The Supreme Court has asked the Enforcement Directorate (ED) to clarify why the Aam Aadmi Party (AAP) was not made an accused in the case related to alleged irregularities in the Delhi excise policy 2021-22. The court made this observation while hearing appeals filed by former Delhi Deputy Chief Minister Manish Sisodia, who is facing trial in separate cases being investigated by the ED and the Central Bureau of Investigation (CBI) regarding these alleged irregularities.

A bench of justices Sanjiv Khanna and SVN Bhatti expressed the need for clarity on the issue, as Sisodia is named as one of the beneficiaries of the money laundering offense, and the AAP is considered the main beneficiary, according to the ED. The court’s query came as a surprise, as Sisodia had not raised this point in his arguments. The matter was scheduled for further hearing on October 5, allowing the ED to respond.

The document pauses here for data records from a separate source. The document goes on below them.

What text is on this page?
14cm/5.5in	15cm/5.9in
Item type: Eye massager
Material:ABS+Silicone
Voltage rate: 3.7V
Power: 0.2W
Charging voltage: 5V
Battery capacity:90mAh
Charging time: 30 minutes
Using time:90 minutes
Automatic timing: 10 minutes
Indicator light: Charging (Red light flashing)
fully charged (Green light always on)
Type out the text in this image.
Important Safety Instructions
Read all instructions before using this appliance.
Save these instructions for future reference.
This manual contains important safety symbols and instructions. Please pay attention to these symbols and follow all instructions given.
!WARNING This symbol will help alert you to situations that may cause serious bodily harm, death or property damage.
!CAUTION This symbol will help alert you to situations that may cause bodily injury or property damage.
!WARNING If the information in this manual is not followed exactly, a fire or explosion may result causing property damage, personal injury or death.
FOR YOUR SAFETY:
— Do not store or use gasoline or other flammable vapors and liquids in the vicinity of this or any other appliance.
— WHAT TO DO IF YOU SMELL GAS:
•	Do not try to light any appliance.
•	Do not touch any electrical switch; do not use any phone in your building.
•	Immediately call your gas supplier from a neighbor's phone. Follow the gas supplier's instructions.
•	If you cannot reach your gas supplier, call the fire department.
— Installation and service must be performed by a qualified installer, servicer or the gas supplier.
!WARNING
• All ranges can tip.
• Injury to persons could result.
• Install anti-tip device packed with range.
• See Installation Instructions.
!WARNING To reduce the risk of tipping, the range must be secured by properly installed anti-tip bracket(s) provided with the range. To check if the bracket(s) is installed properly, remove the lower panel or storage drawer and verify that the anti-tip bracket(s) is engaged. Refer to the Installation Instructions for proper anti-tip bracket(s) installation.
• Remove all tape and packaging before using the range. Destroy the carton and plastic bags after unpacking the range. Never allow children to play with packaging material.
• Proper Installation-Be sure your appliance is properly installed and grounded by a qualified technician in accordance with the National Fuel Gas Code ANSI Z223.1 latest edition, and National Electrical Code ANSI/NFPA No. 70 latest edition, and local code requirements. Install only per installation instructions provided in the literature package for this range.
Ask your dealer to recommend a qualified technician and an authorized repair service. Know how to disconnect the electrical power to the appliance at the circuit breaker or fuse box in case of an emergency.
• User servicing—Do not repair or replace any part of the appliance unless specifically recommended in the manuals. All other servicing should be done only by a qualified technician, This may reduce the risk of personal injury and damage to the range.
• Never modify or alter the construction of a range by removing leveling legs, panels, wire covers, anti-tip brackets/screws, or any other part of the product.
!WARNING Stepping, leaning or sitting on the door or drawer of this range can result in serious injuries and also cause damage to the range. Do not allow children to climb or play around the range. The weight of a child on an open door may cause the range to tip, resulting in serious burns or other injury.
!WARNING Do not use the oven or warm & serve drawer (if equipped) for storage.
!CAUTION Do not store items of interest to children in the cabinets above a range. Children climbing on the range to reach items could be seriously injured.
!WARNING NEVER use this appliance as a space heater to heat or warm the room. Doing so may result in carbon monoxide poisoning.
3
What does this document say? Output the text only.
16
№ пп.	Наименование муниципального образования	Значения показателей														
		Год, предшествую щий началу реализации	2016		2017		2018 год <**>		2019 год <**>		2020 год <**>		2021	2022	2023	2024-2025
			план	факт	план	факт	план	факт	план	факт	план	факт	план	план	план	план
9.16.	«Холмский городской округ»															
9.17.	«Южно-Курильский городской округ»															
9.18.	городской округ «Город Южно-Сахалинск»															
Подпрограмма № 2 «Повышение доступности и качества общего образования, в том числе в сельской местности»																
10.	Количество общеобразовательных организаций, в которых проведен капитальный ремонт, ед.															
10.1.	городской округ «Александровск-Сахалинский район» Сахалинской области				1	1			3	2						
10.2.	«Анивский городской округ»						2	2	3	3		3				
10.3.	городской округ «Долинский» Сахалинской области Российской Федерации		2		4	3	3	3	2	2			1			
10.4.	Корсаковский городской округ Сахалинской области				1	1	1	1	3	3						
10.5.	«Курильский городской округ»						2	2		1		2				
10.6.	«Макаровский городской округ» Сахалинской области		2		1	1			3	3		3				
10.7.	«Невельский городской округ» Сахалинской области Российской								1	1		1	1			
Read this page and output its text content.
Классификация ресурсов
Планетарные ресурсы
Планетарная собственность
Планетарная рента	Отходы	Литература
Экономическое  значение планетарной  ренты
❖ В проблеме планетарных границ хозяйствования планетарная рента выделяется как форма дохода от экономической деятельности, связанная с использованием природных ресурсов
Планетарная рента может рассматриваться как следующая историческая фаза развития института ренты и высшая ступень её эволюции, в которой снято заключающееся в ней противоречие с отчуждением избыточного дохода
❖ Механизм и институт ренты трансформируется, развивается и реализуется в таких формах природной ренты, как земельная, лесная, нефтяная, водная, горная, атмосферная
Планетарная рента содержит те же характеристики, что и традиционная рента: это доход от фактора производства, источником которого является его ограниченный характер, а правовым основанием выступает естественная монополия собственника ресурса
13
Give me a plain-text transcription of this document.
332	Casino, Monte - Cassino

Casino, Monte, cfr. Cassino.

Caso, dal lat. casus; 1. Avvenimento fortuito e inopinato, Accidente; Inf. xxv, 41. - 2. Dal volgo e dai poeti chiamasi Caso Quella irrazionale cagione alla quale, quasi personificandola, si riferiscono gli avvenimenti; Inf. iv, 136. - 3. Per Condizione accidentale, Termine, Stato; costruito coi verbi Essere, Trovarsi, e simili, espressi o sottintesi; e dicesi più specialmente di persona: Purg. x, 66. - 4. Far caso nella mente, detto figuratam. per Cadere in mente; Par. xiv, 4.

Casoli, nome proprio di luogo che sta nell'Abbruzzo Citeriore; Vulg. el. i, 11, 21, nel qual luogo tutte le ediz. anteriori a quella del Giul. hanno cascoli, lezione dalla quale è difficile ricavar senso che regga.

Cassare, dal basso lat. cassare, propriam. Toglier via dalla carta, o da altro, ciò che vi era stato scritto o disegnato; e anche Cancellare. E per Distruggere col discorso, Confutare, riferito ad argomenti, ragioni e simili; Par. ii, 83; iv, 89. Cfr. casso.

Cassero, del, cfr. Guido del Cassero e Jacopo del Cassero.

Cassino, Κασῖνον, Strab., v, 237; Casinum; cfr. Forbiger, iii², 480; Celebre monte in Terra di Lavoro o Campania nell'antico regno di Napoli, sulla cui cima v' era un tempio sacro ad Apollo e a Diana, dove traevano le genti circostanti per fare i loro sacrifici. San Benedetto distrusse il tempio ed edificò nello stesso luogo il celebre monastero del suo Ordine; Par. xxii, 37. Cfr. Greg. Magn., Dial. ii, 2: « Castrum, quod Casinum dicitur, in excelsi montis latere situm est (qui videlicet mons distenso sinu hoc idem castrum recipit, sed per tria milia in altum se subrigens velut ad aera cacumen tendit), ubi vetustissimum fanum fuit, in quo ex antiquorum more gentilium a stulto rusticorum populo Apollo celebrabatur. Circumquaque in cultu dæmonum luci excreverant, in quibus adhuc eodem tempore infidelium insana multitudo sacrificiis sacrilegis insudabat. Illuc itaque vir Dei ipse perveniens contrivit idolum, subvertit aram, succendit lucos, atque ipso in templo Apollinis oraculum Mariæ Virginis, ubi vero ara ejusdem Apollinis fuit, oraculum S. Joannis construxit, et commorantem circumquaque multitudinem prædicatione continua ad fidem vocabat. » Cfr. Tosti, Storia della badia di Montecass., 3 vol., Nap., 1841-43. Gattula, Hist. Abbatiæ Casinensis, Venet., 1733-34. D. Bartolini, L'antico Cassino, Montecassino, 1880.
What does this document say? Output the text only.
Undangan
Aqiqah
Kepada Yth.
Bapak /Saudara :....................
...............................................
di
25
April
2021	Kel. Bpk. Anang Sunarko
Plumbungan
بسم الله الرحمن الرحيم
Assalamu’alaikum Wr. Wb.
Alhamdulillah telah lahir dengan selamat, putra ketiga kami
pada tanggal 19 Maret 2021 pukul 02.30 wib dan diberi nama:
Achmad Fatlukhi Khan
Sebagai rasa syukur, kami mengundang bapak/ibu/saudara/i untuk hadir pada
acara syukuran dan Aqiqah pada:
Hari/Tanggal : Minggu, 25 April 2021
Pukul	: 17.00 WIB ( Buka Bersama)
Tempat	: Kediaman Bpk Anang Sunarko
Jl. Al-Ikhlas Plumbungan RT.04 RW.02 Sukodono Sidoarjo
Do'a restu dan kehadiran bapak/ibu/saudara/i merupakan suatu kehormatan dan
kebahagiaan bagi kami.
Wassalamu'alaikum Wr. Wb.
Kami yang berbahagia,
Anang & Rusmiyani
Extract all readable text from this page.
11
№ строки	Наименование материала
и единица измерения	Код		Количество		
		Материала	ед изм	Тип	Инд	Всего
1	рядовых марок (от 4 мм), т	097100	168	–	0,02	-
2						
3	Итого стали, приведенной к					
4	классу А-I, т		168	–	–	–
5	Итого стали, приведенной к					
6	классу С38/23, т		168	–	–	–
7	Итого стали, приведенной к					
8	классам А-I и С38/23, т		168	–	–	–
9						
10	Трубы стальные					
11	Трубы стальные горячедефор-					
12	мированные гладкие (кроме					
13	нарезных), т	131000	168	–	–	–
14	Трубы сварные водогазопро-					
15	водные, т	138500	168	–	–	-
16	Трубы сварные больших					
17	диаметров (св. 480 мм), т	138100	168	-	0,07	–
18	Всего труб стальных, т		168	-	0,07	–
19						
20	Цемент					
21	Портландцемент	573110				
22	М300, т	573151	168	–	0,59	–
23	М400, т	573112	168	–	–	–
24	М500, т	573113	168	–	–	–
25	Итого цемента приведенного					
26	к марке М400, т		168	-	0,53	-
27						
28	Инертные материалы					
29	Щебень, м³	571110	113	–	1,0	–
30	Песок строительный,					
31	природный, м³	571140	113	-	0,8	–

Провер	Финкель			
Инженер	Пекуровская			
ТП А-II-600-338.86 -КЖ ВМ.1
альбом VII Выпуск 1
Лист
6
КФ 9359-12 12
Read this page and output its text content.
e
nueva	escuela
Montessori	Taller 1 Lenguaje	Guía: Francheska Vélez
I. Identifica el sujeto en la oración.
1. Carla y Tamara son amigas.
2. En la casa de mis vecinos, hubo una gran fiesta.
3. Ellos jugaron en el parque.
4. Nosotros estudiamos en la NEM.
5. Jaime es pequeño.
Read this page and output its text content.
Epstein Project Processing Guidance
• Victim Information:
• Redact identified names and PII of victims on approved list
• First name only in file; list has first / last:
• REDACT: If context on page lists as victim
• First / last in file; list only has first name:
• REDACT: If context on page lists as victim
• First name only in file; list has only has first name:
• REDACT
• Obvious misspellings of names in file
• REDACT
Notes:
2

Sisodia’s lawyers, senior advocate Abhishek Manu Singhvi and advocate Vivek Jain, had been presenting their case when the court raised this issue. ED will provide its response on the following day.

In his defense, Singhvi demonstrated that the decision-making process behind the policy involved multiple levels of government officials and decision-makers, including the excise department, a group of ministers, the Delhi cabinet, and the lieutenant governor’s office. He argued that it was not an individual decision but an institutional one, involving ten ministers and various government servants, with the lieutenant governor supervising the policy. Singhvi referred to cabinet notes that contributed to the draft policy, which was subsequently approved in November 2021.

The court expressed concerns about whether cabinet notes could be considered as evidence, given a constitution bench decision that restricts their consideration. The court asked the ED to determine whether this restriction applies to Delhi as well.

Advocate Vivek Jain emphasized that the documents in question were part of the charge sheet submitted by CBI and aimed to show that the alleged transaction involving Sisodia was a part of a complete chain of decisions leading to the policy’s creation. The new policy was released by Sisodia, who managed the excise department. ED had alleged that Sisodia was involved in generating proceeds of crime amounting to around ₹100 crore.

Sisodia’s defense argued that he was not named in any part of the evidence, and no money trail from the South lobby had been discovered. They objected to the rapid changes in statements by some of the accused in the case who later turned approvers and received bail. Singhvi stressed that the new policy disrupted cartelization and was opposed by existing liquor manufacturers who preferred the old regime.

The court was informed that the revenue projections under the new policy anticipated earnings of ₹55 crore from the license fee alone, compared to ₹69.15 crore from sales and license fees combined in the previous year, 2019-20.